Smashing a bottle of champagne on the side of a boat always struck me as wasteful – so this is a far nicer way to celebrate our launch and after a hearty “cheers” we’re underway. A few minutes of instruction and a driver’s licence is all you need to operate a houseboat, but the legal alcohol limit is the same as on the roads so I extract a solemn promise from the others that they won’t drink the keg dry while I drive.
It takes a while to get used to the long, slow turns needed to navigate the river’s curves, and it’s tempting to overadjust, but I’m soon feeling comfortable behind the wheel. Then I round a bend and another houseboat appears further up the river. There’s an initial moment of panic as I wonder how I’ll get around it. Is the river wide enough? Where are the sandbanks? Immediately I mentally picture a collision playing out in slow motion.
“You’ve got this,” three voices say confidently at my shoulder, “there’s plenty of room.” And it’s true – in places the broad, sluggish river is well over a hundred metres wide. I move the wheel gently and we glide to the right, leaving a good twenty metres between the two boats as we pass. Across the water I can see everyone on board giving a friendly wave. For the first of many times, I return the gesture.

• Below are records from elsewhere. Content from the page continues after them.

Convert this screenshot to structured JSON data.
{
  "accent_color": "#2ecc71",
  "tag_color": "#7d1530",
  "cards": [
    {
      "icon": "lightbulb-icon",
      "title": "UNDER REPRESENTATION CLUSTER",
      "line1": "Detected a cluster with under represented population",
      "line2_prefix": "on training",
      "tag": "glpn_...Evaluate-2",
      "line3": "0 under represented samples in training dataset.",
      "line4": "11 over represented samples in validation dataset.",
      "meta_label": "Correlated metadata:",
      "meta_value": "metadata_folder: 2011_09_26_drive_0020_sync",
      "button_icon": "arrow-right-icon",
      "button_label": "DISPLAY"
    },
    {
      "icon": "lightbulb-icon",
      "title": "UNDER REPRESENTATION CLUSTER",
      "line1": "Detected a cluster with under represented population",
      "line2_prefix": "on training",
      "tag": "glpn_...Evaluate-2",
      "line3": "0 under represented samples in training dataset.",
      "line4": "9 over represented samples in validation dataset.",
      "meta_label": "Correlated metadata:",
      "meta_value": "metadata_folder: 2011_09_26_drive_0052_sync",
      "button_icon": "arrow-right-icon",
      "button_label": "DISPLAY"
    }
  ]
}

When it gets too hot, there’s plenty of room to swim.
Going for a paddle can get you close to the abundant birdlife.
Over time the cliffs give way to shallow banks as we enter a broad floodplain where endless streams, creeks and anabranches meander between forests of black boxes and red gums. Their hollows and nooks provide homes for gliders and possums as well as the kookaburras, whistling kites and shrieking corellas that serenade us each morning on the river.

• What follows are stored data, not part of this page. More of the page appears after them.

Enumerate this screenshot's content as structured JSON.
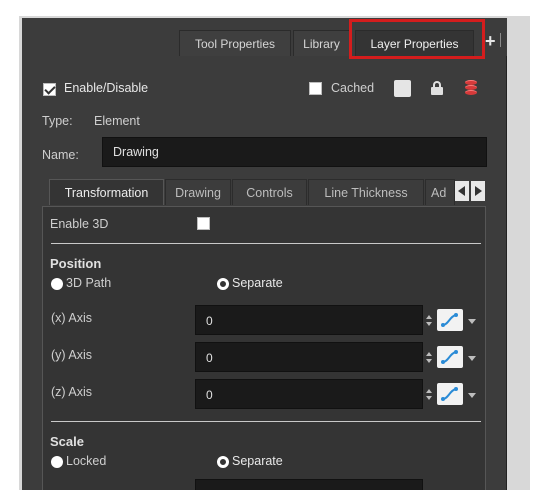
{
  "tabs": [
    {
      "label": "Tool Properties"
    },
    {
      "label": "Library"
    },
    {
      "label": "Layer Properties"
    }
  ],
  "header": {
    "enable_label": "Enable/Disable",
    "enable_checked": true,
    "cached_label": "Cached",
    "cached_checked": false
  },
  "type": {
    "label": "Type:",
    "value": "Element"
  },
  "name": {
    "label": "Name:",
    "value": "Drawing"
  },
  "inner_tabs": [
    {
      "label": "Transformation",
      "active": true
    },
    {
      "label": "Drawing"
    },
    {
      "label": "Controls"
    },
    {
      "label": "Line Thickness"
    },
    {
      "label": "Ad"
    }
  ],
  "transformation": {
    "enable3d_label": "Enable 3D",
    "enable3d_checked": false,
    "position": {
      "title": "Position",
      "option_3dpath": "3D Path",
      "option_separate": "Separate",
      "selected": "Separate",
      "axes": [
        {
          "label": "(x) Axis",
          "value": "0"
        },
        {
          "label": "(y) Axis",
          "value": "0"
        },
        {
          "label": "(z) Axis",
          "value": "0"
        }
      ]
    },
    "scale": {
      "title": "Scale",
      "option_locked": "Locked",
      "option_separate": "Separate",
      "selected": "Separate"
    }
  },
  "colors": {
    "highlight": "#d41d1d",
    "panel": "#3c3c3c",
    "field": "#1a1a1a"
  },
  "icons": [
    "plus-icon",
    "close-icon",
    "lock-icon",
    "database-icon",
    "function-curve-icon",
    "chevron-down-icon",
    "spinner-icon"
  ]
}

Spoonbills with comically splayed beaks and magisterial pelicans eye us cautiously from their roosts in flooded lagoons, only alighting when we stop to swim in the broad channel. And when we tie up for the night, these birds are usually our only company.
“The South Australian part of the river is a lot quieter and wider than the other side of the border,” Mark told us at the bar with a parochial puff of the chest. “It means you have to be more self-sufficient but you don’t need to go far to be on your own.
“You can explore the creeks all day or just sit in the hot tub... and Tom can always bring some more beer if you run out.”
“Sometimes I’ll just head a few kilometres upstream and stay there for a week. You can explore the creeks all day or just sit in the hot tub... and Tom can always bring some more beer if you run out.”
On our last night, we find such a spot only fifteen minutes from the brewery. It may be aspirationally named, but there’s plenty of space to explore Amazon Creek by kayak. Nosing into the creek, the broad vistas we’ve grown used to close in until all we can see is a band of water disappearing between walls of stately gums. Miner birds and striped ringneck parrots squawk desperately at our approach but once we pass them the only sound is the dip of our paddles and the hum of bees visiting the flowers rising from floating mats of duckweed.
The onboard kayak and SUP are perfect for exploring.
It feels like a private world and it’s easy to see how you could spend a week here, listening to the chorus of birds at dawn and dusk and losing count of the stars at night. But despite the leisurely days our time has passed surprisingly quickly and we need to return the boat.
On the way back to the brewery I see another group just starting their trip and give them a friendly wave. “What the hell,” I think and let go of the steering wheel to wave with both hands as they pass. Welcome to river time, I think of their journey ahead enviously.
Even when the river narrows, there’s plenty of space.